Anak dibawah umur yang seharusnya sekolah dan belajar justru malah tidak
mendapatkan hak itu. Anak tidak terdidik, tidak bisa membaca-menulis, tidak
mempunyai pola pikir. Dan saya berkaca dari kehidupan kota juga, anak yang
orang tuanya masih mampu, dia malah menghabiskan waktu untuk mengamen dan
meminta-minta. Ini sebenarnya salah pada penanaman diri tentang arti “Siapa
saya?” dan “Akan menjadi apa saya?”, selain itu juga salah pemahaman pada
pendidikan dan pengetahuan orang tua tentang sekolah, orang tua yang sebelumnya
sudah tidak sekolah hingga tamat justru malah meneruskan kepada anak-anaknya,
saya sering mengunjungi kejadian ini didaerah masyarakat miskin.

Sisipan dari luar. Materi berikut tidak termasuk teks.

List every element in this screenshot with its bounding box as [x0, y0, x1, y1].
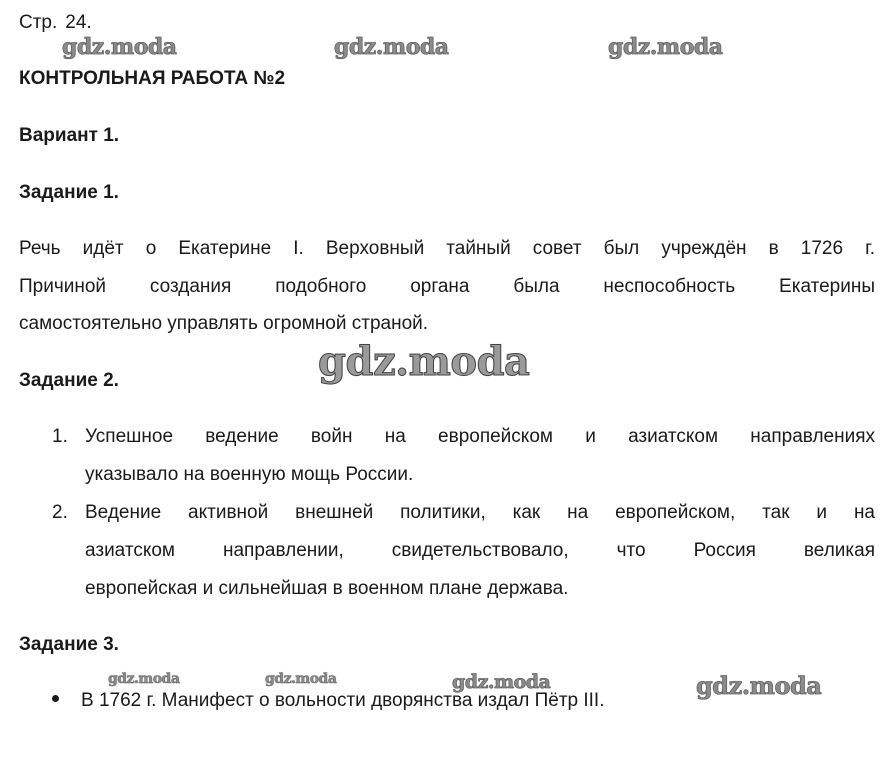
- bullet-text: В 1762 г. Манифест о вольности дворянств…: [81, 690, 604, 711]
- page-label: Стр.: [19, 12, 57, 33]
- watermark-small: gdz.moda: [108, 671, 179, 687]
- item-line: Ведение активной внешней политики, как н…: [85, 494, 875, 532]
- document-title: КОНТРОЛЬНАЯ РАБОТА №2: [19, 68, 285, 90]
- item-number: 2.: [52, 494, 68, 532]
- watermark: gdz.moda: [696, 671, 821, 700]
- bullet-item: В 1762 г. Манифест о вольности дворянств…: [52, 690, 604, 712]
- watermark: gdz.moda: [334, 34, 449, 60]
- bullet-icon: [52, 695, 59, 702]
- task-1-answer: Речь идёт о Екатерине I. Верховный тайны…: [19, 230, 875, 343]
- task-3-heading: Задание 3.: [19, 634, 119, 656]
- watermark: gdz.moda: [62, 34, 177, 60]
- variant-heading: Вариант 1.: [19, 125, 119, 147]
- item-line: европейская и сильнейшая в военном плане…: [85, 570, 875, 608]
- item-number: 1.: [52, 418, 68, 456]
- page-number-value: 24.: [65, 12, 91, 33]
- task-1-heading: Задание 1.: [19, 182, 119, 204]
- page-number: Стр.24.: [19, 12, 92, 34]
- watermark-large: gdz.moda: [318, 338, 529, 385]
- task-2-heading: Задание 2.: [19, 370, 119, 392]
- watermark: gdz.moda: [608, 34, 723, 60]
- answer-line: Речь идёт о Екатерине I. Верховный тайны…: [19, 230, 875, 268]
- item-line: Успешное ведение войн на европейском и а…: [85, 418, 875, 456]
- item-line: азиатском направлении, свидетельствовало…: [85, 532, 875, 570]
- item-line: указывало на военную мощь России.: [85, 456, 875, 494]
- watermark-small: gdz.moda: [265, 671, 336, 687]
- answer-line: самостоятельно управлять огромной страно…: [19, 305, 875, 343]
- answer-line: Причиной создания подобного органа была …: [19, 268, 875, 306]
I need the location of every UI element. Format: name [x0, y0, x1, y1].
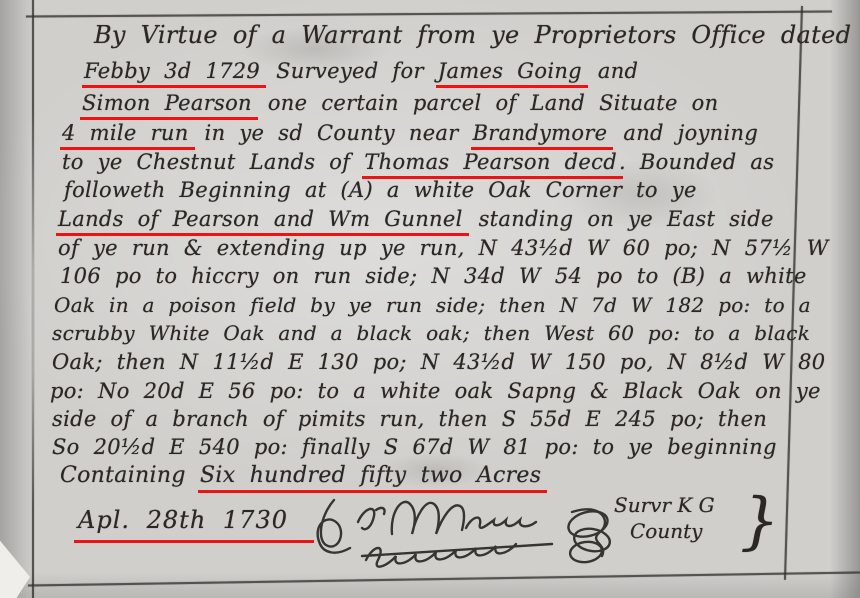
surveyor-attestation: Survr K G County: [614, 492, 744, 544]
text-segment: Surveyed for: [262, 59, 438, 83]
manuscript-line: Simon Pearson one certain parcel of Land…: [82, 90, 718, 117]
text-segment: to ye Chestnut Lands of: [62, 150, 364, 174]
text-segment: . Bounded as: [619, 150, 774, 174]
text-segment: and: [584, 59, 638, 83]
underlined-phrase: James Going: [436, 59, 588, 88]
manuscript-line: Febby 3d 1729 Surveyed for James Going a…: [84, 58, 638, 85]
scanned-survey-page: By Virtue of a Warrant from ye Proprieto…: [0, 0, 860, 598]
manuscript-line: scrubby White Oak and a black oak; then …: [52, 320, 810, 347]
underlined-phrase: Brandymore: [471, 121, 614, 150]
torn-page-edge: [0, 528, 30, 598]
manuscript-line: po: No 20d E 56 po: to a white oak Sapng…: [50, 378, 821, 405]
text-segment: standing on ye East side: [465, 207, 774, 231]
signature-block: Apl. 28th 1730 Survr K G County }: [46, 488, 836, 588]
text-segment: So 20½d E 540 po: finally S 67d W 81 po:…: [52, 435, 777, 459]
manuscript-line: By Virtue of a Warrant from ye Proprieto…: [94, 22, 851, 49]
text-segment: Oak; then N 11½d E 130 po; N 43½d W 150 …: [52, 350, 825, 374]
manuscript-line: of ye run & extending up ye run, N 43½d …: [58, 235, 829, 262]
text-segment: of ye run & extending up ye run, N 43½d …: [58, 236, 829, 260]
text-segment: Oak in a poison field by ye run side; th…: [54, 293, 811, 317]
text-segment: in ye sd County near: [191, 121, 473, 145]
survey-date: Apl. 28th 1730: [74, 506, 314, 543]
underlined-phrase: Simon Pearson: [80, 91, 258, 120]
underlined-phrase: Febby 3d 1729: [82, 59, 266, 88]
manuscript-line: 106 po to hiccry on run side; N 34d W 54…: [60, 263, 807, 290]
ruled-border-left: [32, 0, 34, 598]
text-segment: By Virtue of a Warrant from ye Proprieto…: [94, 21, 851, 49]
attestation-brace: }: [740, 484, 779, 557]
signature-flourish: [304, 480, 634, 580]
underlined-phrase: Thomas Pearson decd: [362, 150, 623, 179]
text-segment: side of a branch of pimits run, then S 5…: [52, 407, 767, 431]
text-segment: scrubby White Oak and a black oak; then …: [52, 321, 810, 345]
text-segment: followeth Beginning at (A) a white Oak C…: [64, 178, 697, 202]
underlined-phrase: 4 mile run: [60, 121, 195, 150]
text-segment: one certain parcel of Land Situate on: [254, 91, 719, 115]
text-segment: and joyning: [609, 121, 758, 145]
text-segment: Containing: [60, 463, 200, 488]
manuscript-line: followeth Beginning at (A) a white Oak C…: [64, 177, 697, 204]
manuscript-line: Oak; then N 11½d E 130 po; N 43½d W 150 …: [52, 349, 825, 376]
text-segment: 106 po to hiccry on run side; N 34d W 54…: [60, 264, 807, 288]
text-segment: po: No 20d E 56 po: to a white oak Sapng…: [50, 379, 821, 403]
surveyor-role: Survr K G: [614, 492, 744, 518]
manuscript-line: to ye Chestnut Lands of Thomas Pearson d…: [62, 149, 774, 176]
manuscript-text: By Virtue of a Warrant from ye Proprieto…: [46, 14, 846, 484]
manuscript-line: Oak in a poison field by ye run side; th…: [54, 292, 811, 319]
underlined-phrase: Lands of Pearson and Wm Gunnel: [56, 207, 469, 236]
manuscript-line: So 20½d E 540 po: finally S 67d W 81 po:…: [52, 434, 777, 461]
surveyor-county: County: [614, 518, 744, 544]
manuscript-line: 4 mile run in ye sd County near Brandymo…: [62, 120, 758, 147]
manuscript-line: Lands of Pearson and Wm Gunnel standing …: [58, 206, 774, 233]
manuscript-line: side of a branch of pimits run, then S 5…: [52, 406, 767, 433]
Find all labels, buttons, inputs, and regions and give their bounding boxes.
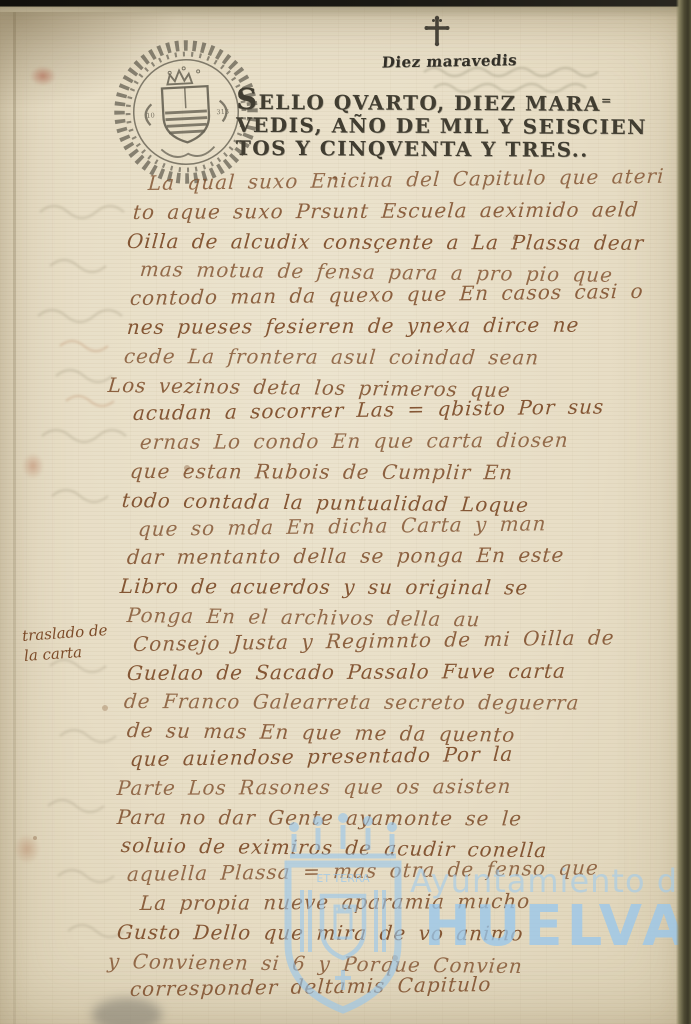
shield-motto: ET TERRA [316,872,370,885]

Kemudian. Tugas diri sebagai anak untuk keluarga, saya hanya
membantu orang tua membersihkan rumah dan menjaga adik saya ketika orang tua
saya pergi. Saya tidak banyak berbuat untuk keluarga karena saya belum bisa
berbuat lebih. Disini juga menyangkut soal hak dan kewajiban. Hak saya sebagai
anak adalah mendapatkan kasih sayang, mendapatkan pangan, sandang, papan, dan
lain-lain. Dan kewajiban seorang anak adalah membantu orang tua, menghormati
orang tua, dan lain-lain. Study kasusnya, dari pandangan masyarakat miskin banyak
orang tua yang belum memenuhi kebutuhan hidup karena ekonomi mereka terbatas
jadi banyak orang tua belum memberikan pangan, sandang, papan selayaknya dan
yang sehat. Dan orang tua dari masyarakat miskin sering memperdayagunakan anak
untuk membantu mengemis, memulung atau
sejenisnya sehingga balik lagi ke study kasus tugas diri sebagai individu, anak
tidak mendapatkan hak pendidikan. Dan study kasus dari masyarakat tingkat
ekomomi kategori mampu, banyak orang tua yang menghabiskan waktunya untuk fokus
bekerja, sehingga orang tua tidak begitu memperhatikan soal anak dan kemudian
sang anak kurang kasih sayang lalu sering membuat onar disekolah dan terancam Drop Out, ini bisa menjadi kasus baru
yaitu anak yang memiliki kesempatan mendapat hak pendidikan justru malah meremehkannya, belum
lagi anak tersebut berurusan dengan obat-obat terlarang, melakukan tindak
criminal, dan sejenisnya.
Lanjut. Tugas diri dikalangan masyarakat. Saya agak bingung
dengan point yang ini, karena
dilingkungan msyarakat saya tidak begitu memiliki rasa kemasyarakatan. Saya
tidak tahu apa latar belakang dari ini semua, yang jelas penduduk yang
mengayomi lingkungan sekitar saya ini sangat unik. Kembali kepada Tuhan, Tuhan
menciptakan manusianya berbeda sifat, sehingga ini sering sekali ditemui di
daerah lingkungan rumah. Perbedaan pola pikir manusia yang satu dengan yang
lainnya bertolak belakang. Study kasusnya, yang paling mencolok, yaitu ibu-ibu
perumahan. Tidak asing jika ibu-ibu tidak bergosip. Tetapi kembali kepada diri
masing-masing. Setiap individu memiliki tanggung jawabnya sebagai penduduk,
bangsa, warga negara Indonesia. Saya menarik contoh paling dekat. Sebagai
seorang perempuan remaja dalam bermasyarakat saya harus mengerti kesopanan,
ikut serta perkumpulan remaja, menghormati tetangga, menghormati masyarakat
dalam beribadah. Jika, kategori bapak, mungkin ikut sertan gotong-royong.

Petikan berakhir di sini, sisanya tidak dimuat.